Eight Circuit Holds Two Drowning are One Occurrence under CGL Policy

Blogs, Insurance Coverage

The United States Court of Appeals for the Eighth Circuit recently ruled that the near-simultaneous drowning of two boys stemmed from the same acts of negligence and therefore were a single occurrence for purposes of the commercial general liability policy in question. Fellowship of Christian Athletes v. AXIS Ins. Co., No. 13-2776 (8th Cor. 2014).

This coverage dispute stems from the tragic drowning of two boys at a summer camp organized and operated by the Fellowship of Christian Athletes (“FCA”). Autopsy reports concluded that the boys died within two minutes of each other. The families of the two boys filed suit against FCA alleging FCA was negligent in allowing the boys to enter the pool after their parents had signed permission forms indicating that the boys could not swim. 

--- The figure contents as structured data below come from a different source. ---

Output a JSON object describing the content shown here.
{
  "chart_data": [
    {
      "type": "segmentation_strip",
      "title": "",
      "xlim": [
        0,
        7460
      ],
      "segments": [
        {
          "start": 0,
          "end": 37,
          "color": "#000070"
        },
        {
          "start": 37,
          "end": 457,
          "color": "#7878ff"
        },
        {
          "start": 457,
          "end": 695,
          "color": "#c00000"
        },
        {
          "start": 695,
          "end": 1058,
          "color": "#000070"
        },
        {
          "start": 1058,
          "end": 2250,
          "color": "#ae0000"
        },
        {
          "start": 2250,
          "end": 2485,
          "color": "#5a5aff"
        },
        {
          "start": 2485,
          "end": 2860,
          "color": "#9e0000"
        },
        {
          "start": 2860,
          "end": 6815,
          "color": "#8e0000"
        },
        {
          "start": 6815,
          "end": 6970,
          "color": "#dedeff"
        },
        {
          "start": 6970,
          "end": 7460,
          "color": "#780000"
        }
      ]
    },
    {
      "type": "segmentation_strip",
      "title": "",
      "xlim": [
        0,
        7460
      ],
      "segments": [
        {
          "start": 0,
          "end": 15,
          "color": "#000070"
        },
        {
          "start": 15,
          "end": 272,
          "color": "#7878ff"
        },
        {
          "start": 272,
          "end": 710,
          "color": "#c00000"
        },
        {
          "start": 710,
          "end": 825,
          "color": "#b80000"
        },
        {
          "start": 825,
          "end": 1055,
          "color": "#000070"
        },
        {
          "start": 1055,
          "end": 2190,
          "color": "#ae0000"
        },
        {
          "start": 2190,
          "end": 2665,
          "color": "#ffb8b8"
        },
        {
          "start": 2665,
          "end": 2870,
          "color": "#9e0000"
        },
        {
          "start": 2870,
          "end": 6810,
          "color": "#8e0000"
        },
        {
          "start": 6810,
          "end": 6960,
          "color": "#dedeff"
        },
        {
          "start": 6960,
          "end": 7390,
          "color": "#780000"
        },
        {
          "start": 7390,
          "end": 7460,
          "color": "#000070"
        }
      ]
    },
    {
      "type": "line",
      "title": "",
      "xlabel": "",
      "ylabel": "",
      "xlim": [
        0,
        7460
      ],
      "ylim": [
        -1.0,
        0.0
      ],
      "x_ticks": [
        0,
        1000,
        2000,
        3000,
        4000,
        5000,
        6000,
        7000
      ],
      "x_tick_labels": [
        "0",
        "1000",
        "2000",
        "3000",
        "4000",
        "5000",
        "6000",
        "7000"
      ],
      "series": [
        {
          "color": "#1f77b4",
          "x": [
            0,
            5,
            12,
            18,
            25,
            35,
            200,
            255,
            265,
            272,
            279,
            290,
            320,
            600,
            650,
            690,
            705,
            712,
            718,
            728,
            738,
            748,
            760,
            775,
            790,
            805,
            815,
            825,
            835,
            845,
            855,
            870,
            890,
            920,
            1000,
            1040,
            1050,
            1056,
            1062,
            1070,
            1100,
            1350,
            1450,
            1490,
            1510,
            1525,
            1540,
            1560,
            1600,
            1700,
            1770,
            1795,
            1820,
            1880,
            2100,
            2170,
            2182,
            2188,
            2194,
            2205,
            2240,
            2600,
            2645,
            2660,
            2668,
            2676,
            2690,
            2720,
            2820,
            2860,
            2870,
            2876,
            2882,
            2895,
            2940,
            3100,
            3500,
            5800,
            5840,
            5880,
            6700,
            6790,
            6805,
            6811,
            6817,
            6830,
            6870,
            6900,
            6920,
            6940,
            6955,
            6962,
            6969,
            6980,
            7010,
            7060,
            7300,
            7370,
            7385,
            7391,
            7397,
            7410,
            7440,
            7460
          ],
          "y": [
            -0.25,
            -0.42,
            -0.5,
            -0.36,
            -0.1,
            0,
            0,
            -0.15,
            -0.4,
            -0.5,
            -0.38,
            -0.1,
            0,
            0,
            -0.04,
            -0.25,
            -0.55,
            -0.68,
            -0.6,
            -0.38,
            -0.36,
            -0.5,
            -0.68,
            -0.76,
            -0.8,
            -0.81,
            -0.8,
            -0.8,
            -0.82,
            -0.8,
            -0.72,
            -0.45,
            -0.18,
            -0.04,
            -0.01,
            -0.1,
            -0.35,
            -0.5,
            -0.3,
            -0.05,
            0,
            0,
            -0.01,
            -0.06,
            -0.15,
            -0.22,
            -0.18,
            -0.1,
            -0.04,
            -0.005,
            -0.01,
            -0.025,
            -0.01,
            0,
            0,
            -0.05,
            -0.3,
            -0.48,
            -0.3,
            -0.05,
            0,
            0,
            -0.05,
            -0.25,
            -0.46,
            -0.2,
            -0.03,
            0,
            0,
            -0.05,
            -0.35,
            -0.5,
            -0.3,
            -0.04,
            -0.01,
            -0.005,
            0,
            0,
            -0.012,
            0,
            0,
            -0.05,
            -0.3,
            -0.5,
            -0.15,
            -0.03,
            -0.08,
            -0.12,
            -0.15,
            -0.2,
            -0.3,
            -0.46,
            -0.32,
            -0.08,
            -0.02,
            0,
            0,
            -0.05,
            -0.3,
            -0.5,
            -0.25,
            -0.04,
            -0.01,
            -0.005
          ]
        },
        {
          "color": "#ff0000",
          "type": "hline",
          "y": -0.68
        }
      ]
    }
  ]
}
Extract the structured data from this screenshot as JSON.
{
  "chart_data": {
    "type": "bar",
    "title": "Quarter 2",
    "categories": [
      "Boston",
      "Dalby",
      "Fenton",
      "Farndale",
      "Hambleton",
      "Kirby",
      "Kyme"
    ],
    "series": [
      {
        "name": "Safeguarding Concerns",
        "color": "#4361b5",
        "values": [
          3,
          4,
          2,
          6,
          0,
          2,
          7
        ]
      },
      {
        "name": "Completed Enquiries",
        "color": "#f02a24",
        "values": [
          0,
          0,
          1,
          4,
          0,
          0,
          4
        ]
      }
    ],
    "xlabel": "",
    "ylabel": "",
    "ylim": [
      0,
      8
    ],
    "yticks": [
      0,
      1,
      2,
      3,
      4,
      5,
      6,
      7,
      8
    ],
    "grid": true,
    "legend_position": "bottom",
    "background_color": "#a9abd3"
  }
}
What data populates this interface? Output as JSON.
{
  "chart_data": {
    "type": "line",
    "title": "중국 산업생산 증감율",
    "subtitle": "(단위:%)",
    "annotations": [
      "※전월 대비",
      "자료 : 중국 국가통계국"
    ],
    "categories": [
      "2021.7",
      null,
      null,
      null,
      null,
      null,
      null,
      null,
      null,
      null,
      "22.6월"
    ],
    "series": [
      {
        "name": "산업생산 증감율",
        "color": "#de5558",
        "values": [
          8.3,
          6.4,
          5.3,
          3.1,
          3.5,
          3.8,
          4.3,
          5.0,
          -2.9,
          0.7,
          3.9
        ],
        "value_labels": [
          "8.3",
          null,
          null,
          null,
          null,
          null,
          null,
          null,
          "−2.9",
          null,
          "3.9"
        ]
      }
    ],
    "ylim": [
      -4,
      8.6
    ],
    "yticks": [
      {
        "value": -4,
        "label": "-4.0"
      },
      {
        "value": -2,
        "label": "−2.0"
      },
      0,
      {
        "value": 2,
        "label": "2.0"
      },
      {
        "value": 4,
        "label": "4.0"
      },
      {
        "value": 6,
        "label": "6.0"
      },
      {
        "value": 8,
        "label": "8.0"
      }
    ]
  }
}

FCA sought coverage under its three insurance policies. AXIS Insurance Company (“AXIS”) provided the FCA with a commercial general liability policy with limits of $1 million per occurrence and $5 million in the aggregate. FCA also had two layers of umbrella coverage in excess of the AXIS policy: a $10 million first-layer umbrella policy issued by Ironshore Specialty Insurance Company (“Ironshore”) and a $5 million second-layer umbrella policy issued by RSUI Indemnity Company (“RSUI”).

FCA filed suit against the insurance companies, seeking a determination as to whether the deaths were caused by one occurrence or two occurrences under the AXIS policy. AXIS and Ironshore filed cross-motions for summary judgment. The United States District Court for the Western District of Missouri granted AXIS’ motion and held that the underlying incident constituted a single occurrence, thereby limiting AXIS’ exposure to $1 million and triggering the Ironshore policy for all amounts in excess of $1 million. Ironshore appealed.

On appeal, Ironshore argued that there were two occurrences and as such, AXIS’ liability extended to the first $2 million awarded in the underlying suits. In support of its argument, Ironshore maintained that Missouri’s “cause approach” to determining the number of occurrences, looks to the single act from which all claims flow. Under the cause approach, Ironshore argued that the accidents must occur simultaneously or almost simultaneously in order to constitute a single occurrence, and to be considered “almost simultaneous,” the occurrences must happen within a few seconds of each other. Ironshore asserted that the two deaths, which happened within minutes of each other, could not be considered “almost simultaneous,” and thus were legally two separate occurrences.

Relying on Missouri case law, the United States Court of Appeals for the Eighth Circuit rejected Ironshore’s argument. Relying on the Missouri Court of Appeals decision in Kansas Fire & Casualty Co. v. Koelling, 729 S.W.2d 251 (Mo. Ct. App. 1987), the Court held that under Missouri law, multiple occurrences will be found only when an intervening act causes the second claim. In so concluding, the Court concluded that FCA’s allegedly negligent conduct constituted one occurrence under the Axis policy because the underlying lawsuit alleged that the drownings were caused by “exposure to substantially the same general harmful conditions” – i.e. allowing the boys to attend the pool party while knowing the boys could not swim.